Methods: The study sample was comprised of a convenience sample of sites that had expressed an interest in FBCI and were diverse in geographical location, size of the ED, and patient/clinician mix: UNC-Chapel Hill (UNC) is a large ED with adult and adolescent patients; Children’s Hospital of Orange County (CHOC) is a small, pediatric ED; and Boston Children’s Hospital (BCH) is a large pediatric ED. All emergency mental health clinicians at these sites participated in a two day training of FBCI followed by weekly consultation calls. During the study period, all clinicians were asked to complete a REDCap survey on each suicidal adolescent they saw. If they used FBCI, they were asked about patient/family demographics, use of the modules, clinician ratings of suicide risk, depression and anxiety, and disposition/follow-up services. If they did not use FBCI, they were asked the reason. Both surveys included clinician demographics and qualitative questions about the clinician’s perception of the utility of FBCI.
Results: 240 patients received FBCI across the three sites (70%). Clinicians were multi-disciplinary. All five modules of FBCI were used and key components were discussed nearly 100% of the time. Reasons clinicians did not do FBCI were primarily no family member was present to participate or patient was intoxicated or cognitively delayed preventing discussion of FBCI. Overall rates of discharge home varied greatly: CHOC 89%, BCH 60%; UNC 45% overall; data showed that these proportions increased over time. Most clinicians responding felt FBCI was useful and could fit into their practice.

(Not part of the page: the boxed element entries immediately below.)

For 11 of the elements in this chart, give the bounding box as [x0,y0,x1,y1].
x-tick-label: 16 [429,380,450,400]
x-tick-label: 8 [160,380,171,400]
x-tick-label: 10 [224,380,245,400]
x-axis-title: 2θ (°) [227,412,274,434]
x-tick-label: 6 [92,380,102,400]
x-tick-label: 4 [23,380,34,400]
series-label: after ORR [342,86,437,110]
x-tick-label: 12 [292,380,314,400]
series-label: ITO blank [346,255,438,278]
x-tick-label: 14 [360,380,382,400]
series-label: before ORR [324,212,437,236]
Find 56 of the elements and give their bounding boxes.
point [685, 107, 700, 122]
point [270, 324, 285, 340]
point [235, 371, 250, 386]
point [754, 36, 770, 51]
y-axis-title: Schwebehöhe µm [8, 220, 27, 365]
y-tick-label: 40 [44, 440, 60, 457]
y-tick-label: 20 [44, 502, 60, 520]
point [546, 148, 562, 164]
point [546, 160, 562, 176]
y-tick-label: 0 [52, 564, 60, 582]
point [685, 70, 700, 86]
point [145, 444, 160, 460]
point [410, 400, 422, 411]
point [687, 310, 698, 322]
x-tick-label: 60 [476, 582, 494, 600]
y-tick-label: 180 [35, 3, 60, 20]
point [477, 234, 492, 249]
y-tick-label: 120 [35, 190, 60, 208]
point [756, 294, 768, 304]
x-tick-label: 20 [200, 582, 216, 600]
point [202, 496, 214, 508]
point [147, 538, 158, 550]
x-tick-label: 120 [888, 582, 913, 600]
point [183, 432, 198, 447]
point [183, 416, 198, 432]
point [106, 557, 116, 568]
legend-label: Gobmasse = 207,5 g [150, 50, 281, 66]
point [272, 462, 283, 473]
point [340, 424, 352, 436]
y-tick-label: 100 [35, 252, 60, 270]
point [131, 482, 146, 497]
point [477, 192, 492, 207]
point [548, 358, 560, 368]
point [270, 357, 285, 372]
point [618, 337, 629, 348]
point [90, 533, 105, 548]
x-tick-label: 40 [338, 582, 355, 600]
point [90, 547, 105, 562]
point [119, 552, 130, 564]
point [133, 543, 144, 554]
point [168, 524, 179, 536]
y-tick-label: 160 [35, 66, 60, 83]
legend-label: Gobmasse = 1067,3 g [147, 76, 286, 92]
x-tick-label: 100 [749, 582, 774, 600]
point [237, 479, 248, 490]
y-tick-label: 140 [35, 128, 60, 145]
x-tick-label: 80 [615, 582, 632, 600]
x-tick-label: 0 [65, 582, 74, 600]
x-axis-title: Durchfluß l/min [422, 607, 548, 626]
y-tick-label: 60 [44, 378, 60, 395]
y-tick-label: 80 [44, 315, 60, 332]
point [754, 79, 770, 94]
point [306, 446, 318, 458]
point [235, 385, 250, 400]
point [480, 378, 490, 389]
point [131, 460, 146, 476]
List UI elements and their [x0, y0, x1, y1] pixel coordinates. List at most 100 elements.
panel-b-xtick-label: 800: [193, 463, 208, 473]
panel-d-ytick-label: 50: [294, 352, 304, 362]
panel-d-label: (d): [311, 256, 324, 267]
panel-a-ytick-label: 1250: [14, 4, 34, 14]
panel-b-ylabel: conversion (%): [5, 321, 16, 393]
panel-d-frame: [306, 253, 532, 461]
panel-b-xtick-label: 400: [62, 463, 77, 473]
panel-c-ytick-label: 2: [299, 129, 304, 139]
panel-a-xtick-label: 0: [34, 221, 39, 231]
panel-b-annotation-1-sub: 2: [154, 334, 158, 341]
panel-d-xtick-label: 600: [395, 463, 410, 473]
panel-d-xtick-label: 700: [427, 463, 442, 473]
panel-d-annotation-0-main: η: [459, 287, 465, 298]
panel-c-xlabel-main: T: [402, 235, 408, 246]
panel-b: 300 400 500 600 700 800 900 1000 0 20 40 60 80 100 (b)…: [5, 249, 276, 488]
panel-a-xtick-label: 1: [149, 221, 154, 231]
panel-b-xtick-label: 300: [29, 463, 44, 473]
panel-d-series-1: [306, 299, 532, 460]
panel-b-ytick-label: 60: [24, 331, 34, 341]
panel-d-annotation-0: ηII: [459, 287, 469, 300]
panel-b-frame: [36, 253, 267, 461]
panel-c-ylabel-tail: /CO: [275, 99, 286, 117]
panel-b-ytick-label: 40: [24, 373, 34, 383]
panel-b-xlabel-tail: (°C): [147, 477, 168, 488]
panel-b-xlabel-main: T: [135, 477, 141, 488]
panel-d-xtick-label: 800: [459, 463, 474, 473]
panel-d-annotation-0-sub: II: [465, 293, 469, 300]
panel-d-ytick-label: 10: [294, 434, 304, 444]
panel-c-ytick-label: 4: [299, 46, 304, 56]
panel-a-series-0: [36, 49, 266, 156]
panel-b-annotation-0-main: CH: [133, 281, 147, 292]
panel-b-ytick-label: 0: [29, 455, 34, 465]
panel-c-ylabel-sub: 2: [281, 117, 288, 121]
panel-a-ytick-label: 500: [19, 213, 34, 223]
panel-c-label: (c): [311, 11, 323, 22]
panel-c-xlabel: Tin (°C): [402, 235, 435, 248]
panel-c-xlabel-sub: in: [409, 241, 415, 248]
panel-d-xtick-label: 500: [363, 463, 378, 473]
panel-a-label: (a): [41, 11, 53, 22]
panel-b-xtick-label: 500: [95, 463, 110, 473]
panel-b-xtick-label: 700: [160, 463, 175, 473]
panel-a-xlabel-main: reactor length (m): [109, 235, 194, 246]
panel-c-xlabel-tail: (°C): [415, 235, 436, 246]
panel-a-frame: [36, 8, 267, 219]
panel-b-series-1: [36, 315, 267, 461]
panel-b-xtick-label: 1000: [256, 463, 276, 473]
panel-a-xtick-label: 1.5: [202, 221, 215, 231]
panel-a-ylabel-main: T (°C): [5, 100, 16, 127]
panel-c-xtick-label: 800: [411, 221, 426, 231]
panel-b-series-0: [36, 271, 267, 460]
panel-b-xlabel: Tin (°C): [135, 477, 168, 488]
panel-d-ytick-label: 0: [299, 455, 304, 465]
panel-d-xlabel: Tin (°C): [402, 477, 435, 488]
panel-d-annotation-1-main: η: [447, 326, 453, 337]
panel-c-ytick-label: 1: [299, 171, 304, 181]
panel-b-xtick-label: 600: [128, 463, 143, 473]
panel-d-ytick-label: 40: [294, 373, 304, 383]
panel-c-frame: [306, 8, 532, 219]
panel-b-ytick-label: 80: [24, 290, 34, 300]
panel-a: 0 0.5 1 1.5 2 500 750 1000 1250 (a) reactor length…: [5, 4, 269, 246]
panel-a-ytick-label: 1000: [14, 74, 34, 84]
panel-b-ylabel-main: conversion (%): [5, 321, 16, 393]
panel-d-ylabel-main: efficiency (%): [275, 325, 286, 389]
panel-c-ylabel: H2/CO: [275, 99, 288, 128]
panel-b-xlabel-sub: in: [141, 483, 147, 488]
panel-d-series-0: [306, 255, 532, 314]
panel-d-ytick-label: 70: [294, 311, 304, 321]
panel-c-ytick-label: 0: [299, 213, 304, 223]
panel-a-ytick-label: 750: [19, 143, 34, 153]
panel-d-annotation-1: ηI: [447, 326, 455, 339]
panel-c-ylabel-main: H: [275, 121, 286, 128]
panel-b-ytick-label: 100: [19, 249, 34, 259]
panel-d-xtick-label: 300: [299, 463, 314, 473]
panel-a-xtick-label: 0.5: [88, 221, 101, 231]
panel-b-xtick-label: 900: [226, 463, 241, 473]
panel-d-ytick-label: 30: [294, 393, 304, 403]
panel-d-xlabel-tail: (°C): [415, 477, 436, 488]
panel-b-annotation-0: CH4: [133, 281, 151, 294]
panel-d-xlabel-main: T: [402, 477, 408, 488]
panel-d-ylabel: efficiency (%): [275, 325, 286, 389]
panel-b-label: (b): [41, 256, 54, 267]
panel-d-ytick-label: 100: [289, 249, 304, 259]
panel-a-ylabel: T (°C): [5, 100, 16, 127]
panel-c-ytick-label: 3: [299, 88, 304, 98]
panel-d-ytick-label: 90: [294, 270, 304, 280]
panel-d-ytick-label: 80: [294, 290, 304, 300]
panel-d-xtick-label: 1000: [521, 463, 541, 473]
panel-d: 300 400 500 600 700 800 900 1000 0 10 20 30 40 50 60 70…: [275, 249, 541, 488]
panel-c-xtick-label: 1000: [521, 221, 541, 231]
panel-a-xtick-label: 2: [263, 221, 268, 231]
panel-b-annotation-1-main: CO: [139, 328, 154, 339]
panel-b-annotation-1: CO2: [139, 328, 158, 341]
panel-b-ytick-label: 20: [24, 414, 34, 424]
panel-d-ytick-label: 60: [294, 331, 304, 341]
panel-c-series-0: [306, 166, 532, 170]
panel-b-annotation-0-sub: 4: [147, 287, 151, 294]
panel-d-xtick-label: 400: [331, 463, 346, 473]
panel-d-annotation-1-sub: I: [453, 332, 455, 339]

Discussion: Results of the transportability trial show that FBCI is both feasible and useful to a variety of mental health clinicians at diverse emergency departments. Facilitators to the use of FBCI were strong leadership to support change in practice, younger clinicians more open to practice innovation, availability of outpatient resources, smaller ED, universal health insurance. Barriers to use of FBCI were clinician resistance to change in practice, lack of outpatient resources, combined adult-pediatric ED, not having all child-trained clinicians, lack of systemic support. However, when used, FBCI was an intervention that clinicians felt was useful, fit into their practice, and that facilitated discharging patients home with their families.